Hafta sonu benden 550 km. uzakta olan Stuttgart şehrinde, kendilerini ilk defa gördüğüm, belki de bir daha göremeyeceğim kardeşlerimle konuşmama bir uygulama yaparak başladım.
İsmini o anda “nefes terapisi” olarak koyduğum ve bir metaforla anlattığım uygulamanın, seminer akabinde etkisinden kurtulamadığımı da itiraf etmeliyim.
Ne bir an geri ne de ileri alına bilinen ömrün sadece bir nefes olduğunu ve aldığımız nefeslerin de sayılı olduğunu düşünmemiştim.
Öyle ya, hayat cümlesine tekrar başlamamak üzere son noktayı koyan, nefes alıp verememek ya da verip tekrar alamamak değil miydi?
Nefeslerimizin sayılı olduğunu unutmamalıyız. Bu bilgi ile nefeslerimizi saymaya başlayalım mı?
Doğuştan kolunuzda nefes sayınızın üzerinde olduğu bir saatiniz olduğunu farz edin. Ve size verilen nefes sayısının 350 milyon nefes olduğunu düşünün. Ne kadar fazla değil mi?
Bu bilgi ile okumaya ara verip, kolunuzdaki saate bakarak bir dakikada kaç nefes aldığınızı sayın. Saydığınız nefes sayısını saate, güne, aylara ve yıllara verdiğiniz de ne kadar ömrünüzün olduğunu hesap edebildiniz mi?
Hiç düşünmeden ve bir öğreti olmadan yaptığımız eylemin, hayatımızı kısaltma ya da uzatmaya sebep olduğunu hiç düşündünüz mü?
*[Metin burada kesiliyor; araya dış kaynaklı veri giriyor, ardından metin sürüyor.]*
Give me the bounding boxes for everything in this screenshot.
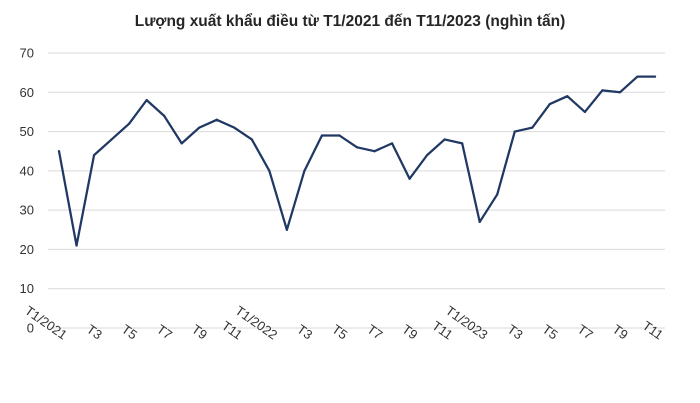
x-tick-label: T11 bbox=[640, 318, 666, 343]
data-point bbox=[57, 150, 61, 153]
data-point bbox=[461, 142, 464, 145]
x-tick-label: T5 bbox=[119, 321, 140, 342]
data-point bbox=[408, 177, 411, 180]
data-point bbox=[75, 244, 78, 247]
series-line bbox=[57, 75, 657, 247]
chart-title: Lượng xuất khẩu điều từ T1/2021 đến T11/… bbox=[135, 13, 566, 30]
data-point bbox=[198, 126, 201, 129]
x-tick-label: T11 bbox=[429, 318, 455, 343]
data-point bbox=[548, 102, 551, 106]
data-point bbox=[373, 150, 376, 153]
data-point bbox=[531, 126, 534, 129]
y-tick-label: 40 bbox=[20, 163, 34, 178]
data-point bbox=[338, 134, 341, 137]
x-tick-label: T9 bbox=[189, 321, 210, 342]
y-tick-label: 0 bbox=[27, 321, 34, 336]
x-tick-label: T5 bbox=[329, 321, 350, 342]
data-point bbox=[601, 89, 604, 92]
data-point bbox=[426, 154, 429, 157]
y-tick-label: 20 bbox=[20, 242, 34, 257]
data-point bbox=[92, 154, 96, 157]
data-point bbox=[145, 99, 148, 102]
y-tick-label: 50 bbox=[20, 124, 34, 139]
data-point bbox=[653, 75, 657, 78]
x-tick-label: T7 bbox=[364, 321, 385, 342]
series-layer bbox=[57, 75, 657, 247]
data-point bbox=[618, 91, 622, 94]
data-point bbox=[355, 146, 359, 149]
x-tick-label: T5 bbox=[540, 321, 561, 342]
data-point bbox=[496, 193, 499, 196]
data-point bbox=[566, 95, 569, 98]
data-point bbox=[233, 126, 236, 129]
data-point bbox=[320, 134, 324, 137]
data-point bbox=[443, 138, 446, 141]
y-tick-label: 30 bbox=[20, 203, 34, 218]
x-tick-label: T7 bbox=[154, 321, 175, 342]
y-tick-label: 60 bbox=[20, 85, 34, 100]
x-tick-label: T3 bbox=[84, 321, 105, 342]
data-point bbox=[636, 75, 639, 78]
data-point bbox=[285, 228, 288, 231]
data-point bbox=[128, 122, 131, 125]
y-tick-label: 70 bbox=[20, 46, 34, 61]
data-point bbox=[250, 138, 253, 141]
data-point bbox=[478, 220, 481, 224]
x-tick-label: T11 bbox=[219, 318, 245, 343]
data-point bbox=[513, 130, 516, 133]
y-axis-ticks: 0 10 20 30 40 50 60 70 bbox=[20, 46, 34, 336]
data-point bbox=[110, 138, 113, 141]
y-tick-label: 10 bbox=[20, 281, 34, 296]
gridlines bbox=[48, 52, 665, 329]
x-tick-label: T3 bbox=[294, 321, 315, 342]
data-point bbox=[583, 110, 586, 114]
data-point bbox=[268, 169, 271, 172]
x-tick-label: T9 bbox=[399, 321, 420, 342]
data-point bbox=[303, 169, 306, 172]
data-point bbox=[180, 142, 183, 145]
x-tick-label: T9 bbox=[610, 321, 631, 342]
data-point bbox=[390, 142, 394, 145]
x-tick-label: T7 bbox=[575, 321, 596, 342]
data-point bbox=[163, 114, 166, 117]
x-tick-label: T3 bbox=[505, 321, 526, 342]
data-point bbox=[215, 118, 218, 121]
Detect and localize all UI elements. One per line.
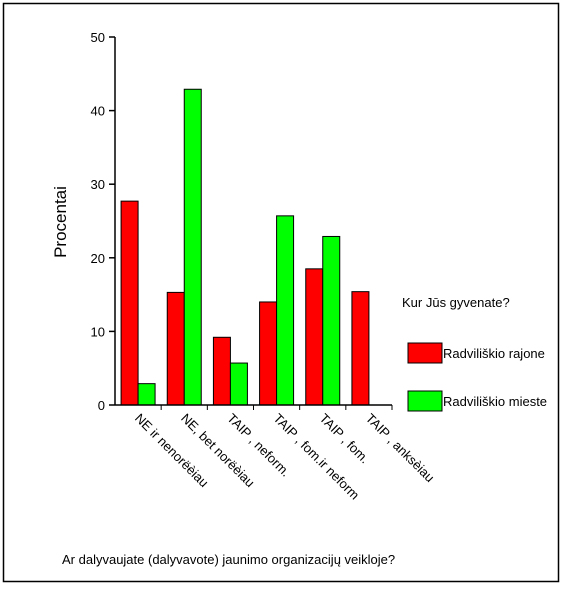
legend-title: Kur Jūs gyvenate? <box>402 295 510 310</box>
legend-label: Radviliškio mieste <box>443 394 547 409</box>
x-axis-label: Ar dalyvaujate (dalyvavote) jaunimo orga… <box>62 552 395 567</box>
bar-mieste <box>184 89 201 405</box>
bar-rajone <box>260 302 277 405</box>
bar-mieste <box>323 236 340 405</box>
y-tick-label: 20 <box>91 251 105 266</box>
bar-rajone <box>167 292 184 405</box>
bar-mieste <box>277 216 294 405</box>
y-axis-label: Procentai <box>51 186 70 258</box>
bar-rajone <box>352 292 369 405</box>
legend-label: Radviliškio rajone <box>443 346 545 361</box>
bar-rajone <box>121 201 138 405</box>
bar-rajone <box>306 269 323 405</box>
y-tick-label: 0 <box>98 398 105 413</box>
bar-mieste <box>138 384 155 405</box>
y-tick-label: 30 <box>91 177 105 192</box>
bar-mieste <box>230 363 247 405</box>
y-tick-label: 50 <box>91 30 105 45</box>
y-tick-label: 10 <box>91 324 105 339</box>
legend-swatch <box>408 391 442 411</box>
bar-rajone <box>213 337 230 405</box>
y-tick-label: 40 <box>91 104 105 119</box>
legend-swatch <box>408 343 442 363</box>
Bu deneme süresince genç bir dinleyicimin bir dakikada iki nefes alması oldukça dikkat çekiciydi. En uzun nefes alan ise on dört oldu.
Dakikada alınan sağlıklı nefes sayısının 14-16 arası olduğunu düşünerek saatte 840, günde yirmibinden den fazla nefes aldığımızı bilmeliyiz. 365 günde 70 milyondan fazla nefes ve çok gördüğümüz 350 milyon civarı nefesi hesap ettiğimizde ise yaş 50 olacaktır.
50 yaşıma ulaşmama 3 yılım varken yaptığım bu deney ile biraz daha irkildim. Ve aldığım nefeslerimi tıpkı seminerdeki genç gibi dikkatli almaya ve arkada hoş seda bırakma adına neler yapmam gerekir diye düşünmeye itti. Zira geçen ömür, arkada kalan ise bir boşluk olmamalıydı.
Yetmiş yaşına kadar yaşayacağını düşünüp 35 yaşı yolun yarısı olarak niteleyen, lakin 11 yıl sonra hayata gözlerini kapayan şairimiz Cahit Sıtkı Tarancı, kolunda nefes sayısı yazılan bir saati olsaydı, “Dante gibi ömrün ortasındayız” der miydi?
Öyleyse tekrar hayatımıza bakmalıyız. Zira hayat, dikiş makinasının iğnesinin altındaki şimdiki zaman misalidir. Dikiş dikilirken ileriye doğru dikmek tıpkı kumaşın işlenmemiş ömür misali olması gibidir.
Asıl olan işlenmemiş ömrü, ne geçmişin hüzünleri ne de geleceğin korkusu içinde bulunan ana taşımadan dante misali tek tek işlemektir.
Aksi takdirde bizleri geçmişin acıları zehirleyecek, geleceğin korkusu da anın güzelliklerine kör ve sağır yapacaktır.
Öyle ise, kolundaki saate bakmayı ve aldığın nefeslerin hesabını yapmayı unutmamalısın.